The courts play an important role in evening out the dispensation of administrative justice.  When the court pays benefits on a fact pattern, the soft precedential effect of that decision permeates through the system and creates a floor to push up the bottom towards the middle.  When the court denies relief on a fact pattern, that soft precedential effect pushes the top down towards the middle.  Political pressure and bad press on disability claimants in general serve to push all of the decision-makers down, driving up the incidence of denied benefits for people who truly cannot work and to also meet the strict legal requirements of the Social Security Act.  When the pendulum swings from Varney to Garrison to Burrell to Treichler and now to Dominguez, the lack of stability and percolation of the issues within the circuit does something that the law should never do — add a layer of and certainty and doubt.

The panels in Burrell and Treichler asked the parties to comment on whether the Ninth Circuit should hear the CAT en banc with an 11 judge panel.  The government declined the invitation, probably because SSA got what it wanted in the form of a remand to preserve its jurisdictional turf to make decisions.  The claimants in Burrell and Treichler declined, satisfied that they got some relief.  In the near future, the court will need to take the CAT en banc and resolve the tension of the Varney legacy and to provide some formulaic consistency to the question of when a district court should reverse an award benefits and when the district court should remand for further proceedings.


Tuesday, December 8, 2015

What Happens When Allowance Rates Drop ... to the Public Fisc

Ask any ALJ or any representative that handles Social Security disability claims -- allowance rates have dropped for the good judges, the bad judges, and those in between.  According to the ALJ disposition data figures, the allowance rate of all dispositions in FY 2010  was 46%.  The allowance rate for all decisions was 67%.  The allowance rate for all dispositions in FY 2015 was 37%.  The allowance rate for all decision was 53%. 

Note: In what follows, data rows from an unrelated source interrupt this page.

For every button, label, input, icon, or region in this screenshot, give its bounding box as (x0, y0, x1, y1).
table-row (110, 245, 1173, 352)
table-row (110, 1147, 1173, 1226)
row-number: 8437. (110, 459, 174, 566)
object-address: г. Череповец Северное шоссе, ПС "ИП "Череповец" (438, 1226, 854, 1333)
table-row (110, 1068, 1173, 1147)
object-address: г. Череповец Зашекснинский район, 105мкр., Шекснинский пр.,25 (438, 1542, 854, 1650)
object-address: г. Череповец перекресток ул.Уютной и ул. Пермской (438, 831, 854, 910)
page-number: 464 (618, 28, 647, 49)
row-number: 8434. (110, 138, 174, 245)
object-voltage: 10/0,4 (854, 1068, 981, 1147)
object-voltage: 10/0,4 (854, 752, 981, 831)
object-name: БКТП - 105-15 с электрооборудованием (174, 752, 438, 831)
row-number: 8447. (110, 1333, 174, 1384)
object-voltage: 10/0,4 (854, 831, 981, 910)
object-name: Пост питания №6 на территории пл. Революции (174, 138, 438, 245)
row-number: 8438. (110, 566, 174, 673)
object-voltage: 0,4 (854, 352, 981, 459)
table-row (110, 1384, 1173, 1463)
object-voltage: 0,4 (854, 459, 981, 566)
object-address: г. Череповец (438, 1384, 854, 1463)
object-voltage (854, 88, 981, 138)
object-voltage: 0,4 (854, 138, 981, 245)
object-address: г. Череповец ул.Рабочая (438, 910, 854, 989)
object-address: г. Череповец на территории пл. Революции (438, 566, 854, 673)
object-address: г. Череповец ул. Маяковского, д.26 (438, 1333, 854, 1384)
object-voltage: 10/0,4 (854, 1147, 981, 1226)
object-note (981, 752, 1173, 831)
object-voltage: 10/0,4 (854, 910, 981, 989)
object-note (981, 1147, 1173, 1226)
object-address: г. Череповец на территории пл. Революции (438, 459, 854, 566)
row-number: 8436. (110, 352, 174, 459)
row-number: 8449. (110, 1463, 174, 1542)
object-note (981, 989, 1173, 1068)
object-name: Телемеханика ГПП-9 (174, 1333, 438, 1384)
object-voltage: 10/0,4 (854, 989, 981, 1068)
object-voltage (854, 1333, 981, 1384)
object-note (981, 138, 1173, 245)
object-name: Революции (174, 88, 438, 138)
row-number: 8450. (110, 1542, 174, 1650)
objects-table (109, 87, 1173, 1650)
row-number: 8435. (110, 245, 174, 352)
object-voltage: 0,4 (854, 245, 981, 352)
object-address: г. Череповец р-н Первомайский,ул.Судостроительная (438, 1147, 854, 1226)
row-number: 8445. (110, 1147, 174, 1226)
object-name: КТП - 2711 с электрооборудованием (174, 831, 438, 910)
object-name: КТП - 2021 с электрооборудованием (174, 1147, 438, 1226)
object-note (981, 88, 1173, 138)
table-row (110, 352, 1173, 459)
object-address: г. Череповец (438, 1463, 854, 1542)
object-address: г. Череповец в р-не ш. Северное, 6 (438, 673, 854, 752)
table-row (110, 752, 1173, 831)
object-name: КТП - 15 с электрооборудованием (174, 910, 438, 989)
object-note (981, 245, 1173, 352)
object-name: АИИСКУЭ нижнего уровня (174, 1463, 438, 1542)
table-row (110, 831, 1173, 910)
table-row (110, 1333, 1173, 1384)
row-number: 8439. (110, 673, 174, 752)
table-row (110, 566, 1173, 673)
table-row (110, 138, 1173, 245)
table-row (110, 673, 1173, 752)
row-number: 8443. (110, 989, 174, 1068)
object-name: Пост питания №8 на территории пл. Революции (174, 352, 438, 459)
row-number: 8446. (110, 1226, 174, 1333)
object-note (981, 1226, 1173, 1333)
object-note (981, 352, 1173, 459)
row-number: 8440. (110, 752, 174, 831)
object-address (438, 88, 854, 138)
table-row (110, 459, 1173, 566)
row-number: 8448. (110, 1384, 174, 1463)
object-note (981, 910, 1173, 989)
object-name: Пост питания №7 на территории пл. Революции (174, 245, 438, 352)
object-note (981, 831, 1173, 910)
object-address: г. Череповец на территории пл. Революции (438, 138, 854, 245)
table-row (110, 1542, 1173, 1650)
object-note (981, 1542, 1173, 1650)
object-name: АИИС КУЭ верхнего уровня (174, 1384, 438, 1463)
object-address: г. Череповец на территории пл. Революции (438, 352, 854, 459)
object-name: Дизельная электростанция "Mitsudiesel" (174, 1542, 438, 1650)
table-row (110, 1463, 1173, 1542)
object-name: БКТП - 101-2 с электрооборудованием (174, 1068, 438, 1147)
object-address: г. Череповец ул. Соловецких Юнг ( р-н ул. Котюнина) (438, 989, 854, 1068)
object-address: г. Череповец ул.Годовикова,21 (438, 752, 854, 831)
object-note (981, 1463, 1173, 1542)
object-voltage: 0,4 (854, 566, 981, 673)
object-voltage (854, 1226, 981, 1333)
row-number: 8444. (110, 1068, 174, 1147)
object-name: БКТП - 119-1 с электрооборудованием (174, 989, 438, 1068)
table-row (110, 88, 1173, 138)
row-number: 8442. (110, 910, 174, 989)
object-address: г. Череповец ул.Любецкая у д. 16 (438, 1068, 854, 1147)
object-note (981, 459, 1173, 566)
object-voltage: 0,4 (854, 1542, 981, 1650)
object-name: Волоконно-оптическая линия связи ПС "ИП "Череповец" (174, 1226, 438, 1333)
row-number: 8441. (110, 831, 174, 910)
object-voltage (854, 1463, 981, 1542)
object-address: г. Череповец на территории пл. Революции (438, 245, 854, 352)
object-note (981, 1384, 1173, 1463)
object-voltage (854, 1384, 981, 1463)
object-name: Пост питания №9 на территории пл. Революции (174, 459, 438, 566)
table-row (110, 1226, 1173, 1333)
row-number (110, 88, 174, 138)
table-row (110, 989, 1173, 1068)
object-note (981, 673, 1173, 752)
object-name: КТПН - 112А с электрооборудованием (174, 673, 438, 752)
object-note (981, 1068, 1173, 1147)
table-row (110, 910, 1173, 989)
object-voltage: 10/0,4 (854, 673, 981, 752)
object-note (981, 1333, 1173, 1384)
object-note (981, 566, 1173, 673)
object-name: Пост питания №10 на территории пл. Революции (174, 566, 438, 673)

The allowance rates dropped by 9% for all disposition and 14% of all ALJ decisions.  Good for the public fisc, right?  The answer is counter intuitive and  the dilution of allowance rates just hurts those that cannot fend for themselves -- the disabled.  But it also hurts the public fisc. 

President Reagan advocated and signed into law the Equal Access to Justice Act to to give common people the ability to fight unreasonable government action.   28 USC sec. 2412.  As long as the person or organization meets the financial ceiling test, that person or organization can shift part of the fees to the United States for acting unreasonably.  The rate is $125 per hour adjusted potentially for inflation. 

In FY 2010, SSA paid $19 million in EAJA fees for making or defending flawed decisions denying human beings disability benefits.  In FY 2015, SSA paid $38 million in EAJA fees.  What happens when the ALJ corps succumbs to political pressure to deny benefits?  The corps does it badly.  Does it benefit the public fisc?  Not in terms of EAJA fees, the government doubled its EAJA outlay in five short years.